Based on the research article, MGIE enables many different types of visual editing. You can ask him to add a lightning bolt to an image of a body of water and make the water reflect this lightning bolt; remove an object in the background of an image, such as a person who has accidentally photobombed; turn things into other things, like a plate of donuts into a pizza; escalate sharpness on a blurry object; remove text from an otherwise nice photo and take advantage of many other possibilities.
You can get an idea of how the technology will work by reading the full research paper, which includes examples of how the editor works; is available here.
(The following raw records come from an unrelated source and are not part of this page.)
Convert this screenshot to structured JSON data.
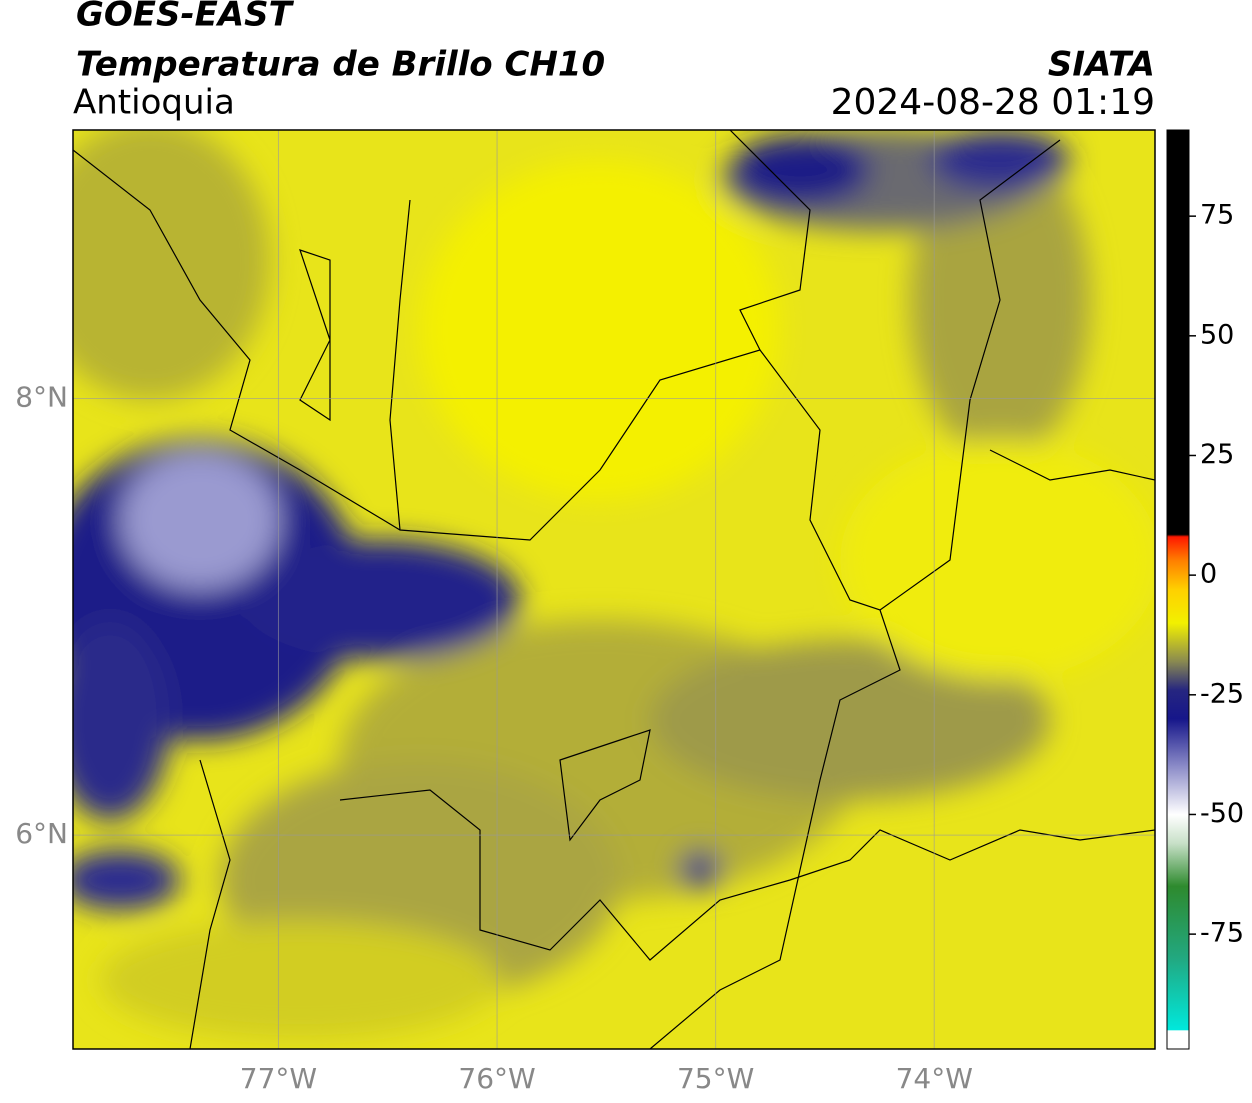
{
  "header": {
    "title": "GOES-EAST",
    "subtitle": "Temperatura de Brillo CH10",
    "region": "Antioquia",
    "agency": "SIATA",
    "timestamp": "2024-08-28 01:19"
  },
  "map": {
    "xlim": [
      -77.94,
      -72.99
    ],
    "ylim": [
      5.02,
      9.23
    ],
    "xticks": [
      {
        "value": -77,
        "label": "77°W"
      },
      {
        "value": -76,
        "label": "76°W"
      },
      {
        "value": -75,
        "label": "75°W"
      },
      {
        "value": -74,
        "label": "74°W"
      }
    ],
    "yticks": [
      {
        "value": 8,
        "label": "8°N"
      },
      {
        "value": 6,
        "label": "6°N"
      }
    ],
    "grid": true
  },
  "colorbar": {
    "clim": [
      -99,
      93
    ],
    "ticks": [
      75,
      50,
      25,
      0,
      -25,
      -50,
      -75
    ],
    "stops": [
      {
        "value": -99,
        "color": "#ffffff"
      },
      {
        "value": -95.2,
        "color": "#ffffff"
      },
      {
        "value": -95,
        "color": "#00e8dc"
      },
      {
        "value": -80,
        "color": "#22a880"
      },
      {
        "value": -65,
        "color": "#2e8a2e"
      },
      {
        "value": -56,
        "color": "#c8e0c8"
      },
      {
        "value": -50,
        "color": "#ffffff"
      },
      {
        "value": -40,
        "color": "#8c8cc8"
      },
      {
        "value": -30,
        "color": "#16168a"
      },
      {
        "value": -24,
        "color": "#262680"
      },
      {
        "value": -18,
        "color": "#8a8a50"
      },
      {
        "value": -10,
        "color": "#f2f000"
      },
      {
        "value": -3,
        "color": "#ffd000"
      },
      {
        "value": 3,
        "color": "#ff8000"
      },
      {
        "value": 8,
        "color": "#ff1800"
      },
      {
        "value": 8.5,
        "color": "#000000"
      },
      {
        "value": 93,
        "color": "#000000"
      }
    ]
  }
}
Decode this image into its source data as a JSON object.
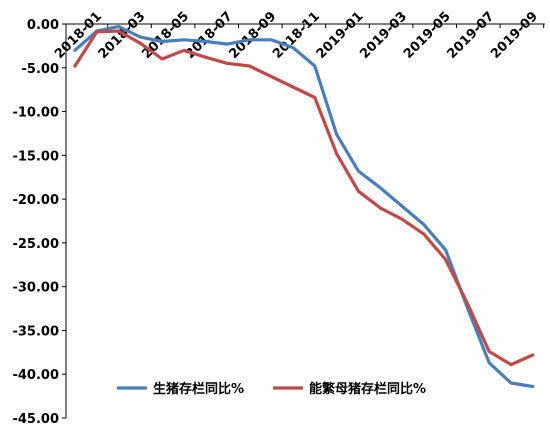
{
  "chart_data": {
    "type": "line",
    "title": "",
    "xlabel": "",
    "ylabel": "",
    "ylim": [
      -45,
      0
    ],
    "yticks": [
      0,
      -5,
      -10,
      -15,
      -20,
      -25,
      -30,
      -35,
      -40,
      -45
    ],
    "ytick_labels": [
      "0.00",
      "-5.00",
      "-10.00",
      "-15.00",
      "-20.00",
      "-25.00",
      "-30.00",
      "-35.00",
      "-40.00",
      "-45.00"
    ],
    "categories": [
      "2018-01",
      "2018-02",
      "2018-03",
      "2018-04",
      "2018-05",
      "2018-06",
      "2018-07",
      "2018-08",
      "2018-09",
      "2018-10",
      "2018-11",
      "2018-12",
      "2019-01",
      "2019-02",
      "2019-03",
      "2019-04",
      "2019-05",
      "2019-06",
      "2019-07",
      "2019-08",
      "2019-09",
      "2019-10"
    ],
    "xtick_labels": [
      "2018-01",
      "2018-03",
      "2018-05",
      "2018-07",
      "2018-09",
      "2018-11",
      "2019-01",
      "2019-03",
      "2019-05",
      "2019-07",
      "2019-09"
    ],
    "xtick_indices": [
      0,
      2,
      4,
      6,
      8,
      10,
      12,
      14,
      16,
      18,
      20
    ],
    "legend_position": "bottom",
    "grid": false,
    "series": [
      {
        "name": "生猪存栏同比%",
        "color": "#4a7ebb",
        "values": [
          -3.0,
          -0.8,
          -0.3,
          -1.5,
          -2.0,
          -1.8,
          -2.0,
          -2.3,
          -1.8,
          -1.8,
          -2.7,
          -4.8,
          -12.6,
          -16.8,
          -18.7,
          -20.8,
          -22.9,
          -25.8,
          -32.4,
          -38.7,
          -41.0,
          -41.4
        ]
      },
      {
        "name": "能繁母猪存栏同比%",
        "color": "#be4b48",
        "values": [
          -4.8,
          -0.9,
          -0.8,
          -2.2,
          -4.0,
          -3.0,
          -3.8,
          -4.5,
          -4.8,
          -6.0,
          -7.2,
          -8.4,
          -14.8,
          -19.1,
          -21.0,
          -22.3,
          -24.0,
          -26.9,
          -31.9,
          -37.4,
          -38.9,
          -37.8
        ]
      }
    ]
  }
}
Of course, this is not the first employ of artificial intelligence in photo editing. Photoshop has tons of AI editing tools for some time now, including those generated based on user suggestions. But MGIE may be the most realized vision of a command-based AI image editor yet.
How to try Apple’s MGIE image editor yourself
Because the model is open source, anyone can download it and integrate it with their own tools. However, if you’re like me and don’t know where to start, you can give it a try this is a demo conducted by one of the project researchers. You can upload the image you want to edit, enter a command, and then process it.
However, right now the demo is backing up a sizable queue of requests. I am currently one of 237 and I believe this number may continue to grow as more and more people want to try this model.
It is unclear whether or how Apple will integrate MGIE into its own platforms. But if the company had a year to do so, it would definitely be 2024.